Portugese politici vrezen bevolking op verjaardag Anjerrevolutie
Mario Queiroz
26 april 2013
Voor het tweede jaar op rij heeft Portugal de Anjerrevolutie, die in 1974 de dictatuur beëindigde, in mineur herdacht. De politici hielden de bevolking op afstand.
Gisteren (donderdag) was het precies 39 jaar geleden dat 144 officieren een einde maakten aan de oudste dictatuur van Europa. Maar bij officiële herdenking van het parlement bleven de belangrijkste militairen van destijds afwezig, uit protest tegen het regeringsbeleid “dat ingaat tegen de geest van april.” Ook oud-president Mario Soares daagde niet op.
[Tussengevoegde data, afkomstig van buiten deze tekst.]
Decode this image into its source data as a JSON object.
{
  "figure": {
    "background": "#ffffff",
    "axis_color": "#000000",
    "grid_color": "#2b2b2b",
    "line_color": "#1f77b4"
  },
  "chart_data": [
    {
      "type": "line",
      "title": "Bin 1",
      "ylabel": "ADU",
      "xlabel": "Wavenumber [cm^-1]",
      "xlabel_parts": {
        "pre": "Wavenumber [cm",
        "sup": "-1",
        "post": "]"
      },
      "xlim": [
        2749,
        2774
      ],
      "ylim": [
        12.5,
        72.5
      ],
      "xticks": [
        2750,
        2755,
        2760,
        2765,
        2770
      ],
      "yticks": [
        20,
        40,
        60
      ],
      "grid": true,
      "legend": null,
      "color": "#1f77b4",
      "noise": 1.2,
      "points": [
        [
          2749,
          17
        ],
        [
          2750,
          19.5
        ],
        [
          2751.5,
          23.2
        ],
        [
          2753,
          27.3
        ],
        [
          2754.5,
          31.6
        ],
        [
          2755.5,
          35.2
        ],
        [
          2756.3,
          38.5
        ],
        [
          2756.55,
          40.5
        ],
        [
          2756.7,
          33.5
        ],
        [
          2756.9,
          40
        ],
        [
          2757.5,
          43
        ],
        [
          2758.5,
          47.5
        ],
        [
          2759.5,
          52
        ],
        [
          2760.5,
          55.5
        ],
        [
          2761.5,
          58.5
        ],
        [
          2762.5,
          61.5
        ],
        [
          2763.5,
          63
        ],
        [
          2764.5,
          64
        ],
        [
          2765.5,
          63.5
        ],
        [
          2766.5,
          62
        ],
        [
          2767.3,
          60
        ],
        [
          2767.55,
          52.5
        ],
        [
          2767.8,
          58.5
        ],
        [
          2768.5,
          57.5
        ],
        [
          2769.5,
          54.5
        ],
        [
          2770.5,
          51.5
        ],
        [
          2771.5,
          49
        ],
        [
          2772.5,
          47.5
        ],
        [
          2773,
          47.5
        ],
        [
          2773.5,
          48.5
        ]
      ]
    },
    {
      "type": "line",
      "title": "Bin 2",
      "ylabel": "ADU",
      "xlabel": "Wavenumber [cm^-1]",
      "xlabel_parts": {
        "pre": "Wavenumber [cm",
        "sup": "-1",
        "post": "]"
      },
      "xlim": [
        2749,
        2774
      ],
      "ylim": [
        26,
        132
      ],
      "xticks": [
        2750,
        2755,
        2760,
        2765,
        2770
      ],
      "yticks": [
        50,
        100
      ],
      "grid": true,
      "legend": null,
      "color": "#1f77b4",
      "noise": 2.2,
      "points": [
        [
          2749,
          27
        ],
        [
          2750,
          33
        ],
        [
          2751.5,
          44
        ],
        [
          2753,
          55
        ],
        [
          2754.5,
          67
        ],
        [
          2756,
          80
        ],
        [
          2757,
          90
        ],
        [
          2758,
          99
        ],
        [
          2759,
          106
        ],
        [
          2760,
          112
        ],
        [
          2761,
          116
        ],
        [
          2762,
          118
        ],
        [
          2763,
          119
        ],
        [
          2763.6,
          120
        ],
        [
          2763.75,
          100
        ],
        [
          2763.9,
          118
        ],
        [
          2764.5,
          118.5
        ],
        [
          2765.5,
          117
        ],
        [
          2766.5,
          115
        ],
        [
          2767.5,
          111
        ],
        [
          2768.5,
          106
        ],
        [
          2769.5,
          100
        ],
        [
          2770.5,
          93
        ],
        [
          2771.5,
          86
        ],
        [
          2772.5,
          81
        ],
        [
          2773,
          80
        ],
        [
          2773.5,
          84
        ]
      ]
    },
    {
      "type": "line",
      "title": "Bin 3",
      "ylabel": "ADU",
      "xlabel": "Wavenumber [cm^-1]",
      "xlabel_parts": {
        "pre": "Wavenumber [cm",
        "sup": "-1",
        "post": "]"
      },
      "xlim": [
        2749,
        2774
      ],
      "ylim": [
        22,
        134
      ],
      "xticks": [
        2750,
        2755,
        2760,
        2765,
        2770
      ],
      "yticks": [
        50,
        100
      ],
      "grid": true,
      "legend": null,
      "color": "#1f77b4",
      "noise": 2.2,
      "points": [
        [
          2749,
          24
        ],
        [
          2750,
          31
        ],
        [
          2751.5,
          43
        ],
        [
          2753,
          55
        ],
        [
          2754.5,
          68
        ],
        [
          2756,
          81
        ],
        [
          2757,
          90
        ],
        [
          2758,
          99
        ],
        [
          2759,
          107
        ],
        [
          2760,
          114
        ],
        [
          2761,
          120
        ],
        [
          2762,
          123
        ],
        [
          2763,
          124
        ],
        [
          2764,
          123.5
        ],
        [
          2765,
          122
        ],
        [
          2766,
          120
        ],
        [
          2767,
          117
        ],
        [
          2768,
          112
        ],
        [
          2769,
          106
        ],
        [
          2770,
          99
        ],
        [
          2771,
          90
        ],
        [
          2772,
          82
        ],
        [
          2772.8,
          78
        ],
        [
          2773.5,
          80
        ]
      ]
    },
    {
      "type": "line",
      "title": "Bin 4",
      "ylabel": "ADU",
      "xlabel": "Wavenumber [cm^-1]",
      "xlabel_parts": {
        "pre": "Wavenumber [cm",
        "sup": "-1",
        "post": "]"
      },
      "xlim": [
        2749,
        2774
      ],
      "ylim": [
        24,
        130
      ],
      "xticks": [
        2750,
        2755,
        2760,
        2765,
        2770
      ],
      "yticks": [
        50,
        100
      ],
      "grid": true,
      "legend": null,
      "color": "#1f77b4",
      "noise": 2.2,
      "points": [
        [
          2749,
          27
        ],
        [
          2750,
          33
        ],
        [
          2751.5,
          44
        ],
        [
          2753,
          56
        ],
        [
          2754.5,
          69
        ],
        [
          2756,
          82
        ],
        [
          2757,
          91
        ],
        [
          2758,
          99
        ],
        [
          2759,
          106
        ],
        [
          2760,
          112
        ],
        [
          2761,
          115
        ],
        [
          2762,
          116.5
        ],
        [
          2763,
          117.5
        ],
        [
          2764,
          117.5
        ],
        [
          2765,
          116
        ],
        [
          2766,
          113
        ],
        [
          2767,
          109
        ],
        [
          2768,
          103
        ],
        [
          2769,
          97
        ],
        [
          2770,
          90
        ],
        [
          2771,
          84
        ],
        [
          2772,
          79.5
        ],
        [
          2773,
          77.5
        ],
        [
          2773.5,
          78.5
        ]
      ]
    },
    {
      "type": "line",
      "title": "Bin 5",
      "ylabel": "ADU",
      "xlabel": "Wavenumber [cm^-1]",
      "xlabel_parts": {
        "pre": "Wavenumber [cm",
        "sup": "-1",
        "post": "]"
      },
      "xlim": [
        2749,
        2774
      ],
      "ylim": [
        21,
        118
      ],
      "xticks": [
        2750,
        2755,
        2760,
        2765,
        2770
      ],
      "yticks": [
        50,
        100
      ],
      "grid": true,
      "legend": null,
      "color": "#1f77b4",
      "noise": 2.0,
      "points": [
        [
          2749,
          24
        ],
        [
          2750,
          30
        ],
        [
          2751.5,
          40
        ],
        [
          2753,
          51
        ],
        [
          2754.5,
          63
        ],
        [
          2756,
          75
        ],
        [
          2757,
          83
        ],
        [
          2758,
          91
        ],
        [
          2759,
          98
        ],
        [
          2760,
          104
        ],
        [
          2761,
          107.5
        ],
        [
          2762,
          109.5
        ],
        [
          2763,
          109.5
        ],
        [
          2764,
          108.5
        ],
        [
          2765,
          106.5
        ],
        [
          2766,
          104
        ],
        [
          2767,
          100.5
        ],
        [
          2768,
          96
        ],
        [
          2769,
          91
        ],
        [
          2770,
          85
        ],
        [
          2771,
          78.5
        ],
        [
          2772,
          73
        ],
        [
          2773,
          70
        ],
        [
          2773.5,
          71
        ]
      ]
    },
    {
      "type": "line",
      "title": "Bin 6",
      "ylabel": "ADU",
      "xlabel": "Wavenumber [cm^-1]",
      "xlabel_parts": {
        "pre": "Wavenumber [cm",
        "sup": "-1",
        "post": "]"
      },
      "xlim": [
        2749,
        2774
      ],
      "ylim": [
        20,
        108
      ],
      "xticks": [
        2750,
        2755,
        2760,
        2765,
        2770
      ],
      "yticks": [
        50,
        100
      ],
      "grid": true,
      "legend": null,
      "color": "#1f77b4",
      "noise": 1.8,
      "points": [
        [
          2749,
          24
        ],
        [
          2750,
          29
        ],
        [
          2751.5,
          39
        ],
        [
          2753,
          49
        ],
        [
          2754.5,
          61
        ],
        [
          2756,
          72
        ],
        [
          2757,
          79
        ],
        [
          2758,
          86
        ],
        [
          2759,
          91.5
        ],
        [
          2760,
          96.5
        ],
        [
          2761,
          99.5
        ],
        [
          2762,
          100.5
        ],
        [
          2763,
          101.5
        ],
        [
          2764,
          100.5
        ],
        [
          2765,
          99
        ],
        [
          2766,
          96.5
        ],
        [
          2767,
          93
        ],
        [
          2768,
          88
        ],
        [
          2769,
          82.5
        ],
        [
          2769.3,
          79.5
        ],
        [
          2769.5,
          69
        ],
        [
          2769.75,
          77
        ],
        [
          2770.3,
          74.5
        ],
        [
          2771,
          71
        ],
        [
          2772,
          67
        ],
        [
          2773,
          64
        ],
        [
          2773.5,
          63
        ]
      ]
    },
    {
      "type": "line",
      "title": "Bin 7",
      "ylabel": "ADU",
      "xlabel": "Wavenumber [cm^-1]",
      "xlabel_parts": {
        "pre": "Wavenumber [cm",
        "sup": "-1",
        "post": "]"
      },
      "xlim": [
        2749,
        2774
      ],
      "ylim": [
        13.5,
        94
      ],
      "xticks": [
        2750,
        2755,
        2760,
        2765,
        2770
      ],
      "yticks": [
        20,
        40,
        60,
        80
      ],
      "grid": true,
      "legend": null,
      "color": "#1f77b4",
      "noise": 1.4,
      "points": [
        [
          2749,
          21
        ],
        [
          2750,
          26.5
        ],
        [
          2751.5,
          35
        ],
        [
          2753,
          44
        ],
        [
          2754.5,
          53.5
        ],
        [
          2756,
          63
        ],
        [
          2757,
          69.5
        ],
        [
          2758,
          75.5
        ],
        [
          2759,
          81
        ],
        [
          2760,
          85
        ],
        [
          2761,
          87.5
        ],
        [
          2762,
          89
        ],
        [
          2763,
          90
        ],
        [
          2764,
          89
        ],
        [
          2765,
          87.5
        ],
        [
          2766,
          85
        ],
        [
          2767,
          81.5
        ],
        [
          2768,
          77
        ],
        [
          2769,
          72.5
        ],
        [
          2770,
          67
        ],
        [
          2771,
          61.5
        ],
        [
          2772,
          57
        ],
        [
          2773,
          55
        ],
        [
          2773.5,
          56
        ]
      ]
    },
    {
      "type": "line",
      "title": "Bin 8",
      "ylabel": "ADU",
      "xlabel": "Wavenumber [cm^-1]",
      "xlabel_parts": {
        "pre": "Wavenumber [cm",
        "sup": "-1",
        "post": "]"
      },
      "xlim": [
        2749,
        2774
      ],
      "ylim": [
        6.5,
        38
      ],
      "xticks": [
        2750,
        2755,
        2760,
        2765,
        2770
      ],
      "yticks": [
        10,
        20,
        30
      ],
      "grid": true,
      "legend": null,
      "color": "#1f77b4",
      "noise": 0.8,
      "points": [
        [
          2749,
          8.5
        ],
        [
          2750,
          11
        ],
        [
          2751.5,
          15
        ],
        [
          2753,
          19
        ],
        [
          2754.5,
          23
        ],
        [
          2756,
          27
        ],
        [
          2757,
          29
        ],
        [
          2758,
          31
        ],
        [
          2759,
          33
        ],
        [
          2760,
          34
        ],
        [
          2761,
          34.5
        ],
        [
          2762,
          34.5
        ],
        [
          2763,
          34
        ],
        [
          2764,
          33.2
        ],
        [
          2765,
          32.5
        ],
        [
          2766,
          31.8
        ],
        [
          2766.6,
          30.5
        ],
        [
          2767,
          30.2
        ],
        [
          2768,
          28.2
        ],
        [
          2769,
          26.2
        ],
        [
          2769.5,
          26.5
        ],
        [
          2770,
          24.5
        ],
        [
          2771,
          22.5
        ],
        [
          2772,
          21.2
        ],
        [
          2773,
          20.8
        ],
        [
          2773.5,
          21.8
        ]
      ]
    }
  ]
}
De vrees voor manifestaties was groot. In tegenstelling tot vorige jaren mochten alleen genodigden binnen in het parlement. Het werd een herdenking voor bijna uitsluitend politici.
Bang
“Ze zijn bang” voor een verontwaardigde bevolking, zei het socialistische parlementslid en oud-minister José Lello na afloop. Veel Portugezen hebben het niet begrepen op de strenge besparingen die regering van Pedro Passos Coelho heeft opgelegd onder druk van de trojka van de Europese Unie, het Internationaal Monetair Fonds en de Europese Centrale Bank.
De tuinen van het presidentieel paleis en het regeringsgebouw bleven in tegenstelling tot de 38 vorige jaren dicht voor het publiek. President Aníbal Cavaco Silva en premier Passos Coelho wilden voorkomen “dat protesterende groepen opdoken.”
Politicoloog Antonio Costa Pinto van de Universiteit van Lissabon noemt het onaanvaardbaar dat de politieke instellingen zich op een dag met zo’n grote symbolische waarde “waarop men het feest van de democratie viert, afschermen van de reacties van de bevolking.”
Achteruitgang
Dramaturg en journalist Fernando Sousa, die in 1974 onderofficier was in het leger en mee in opstand kwam, spreekt van “een verjaardag waarop het gevoel van achteruitgang overheerst.” “Als ik de ultraliberale koers van de huidige regering zie, dan vraag ik mij vaak af: waarom hebben we dat destijds op 25 april gedaan?”
Maar ondanks alles blijft Souza optimistisch. “Omdat je ervan uit moet gaan dat de politiek niet alleen aan de politici toebehoort maar ook aan de burgers, aan de vrouwen, mannen en kinderen die zich inzetten voor een nieuwe samenleving.”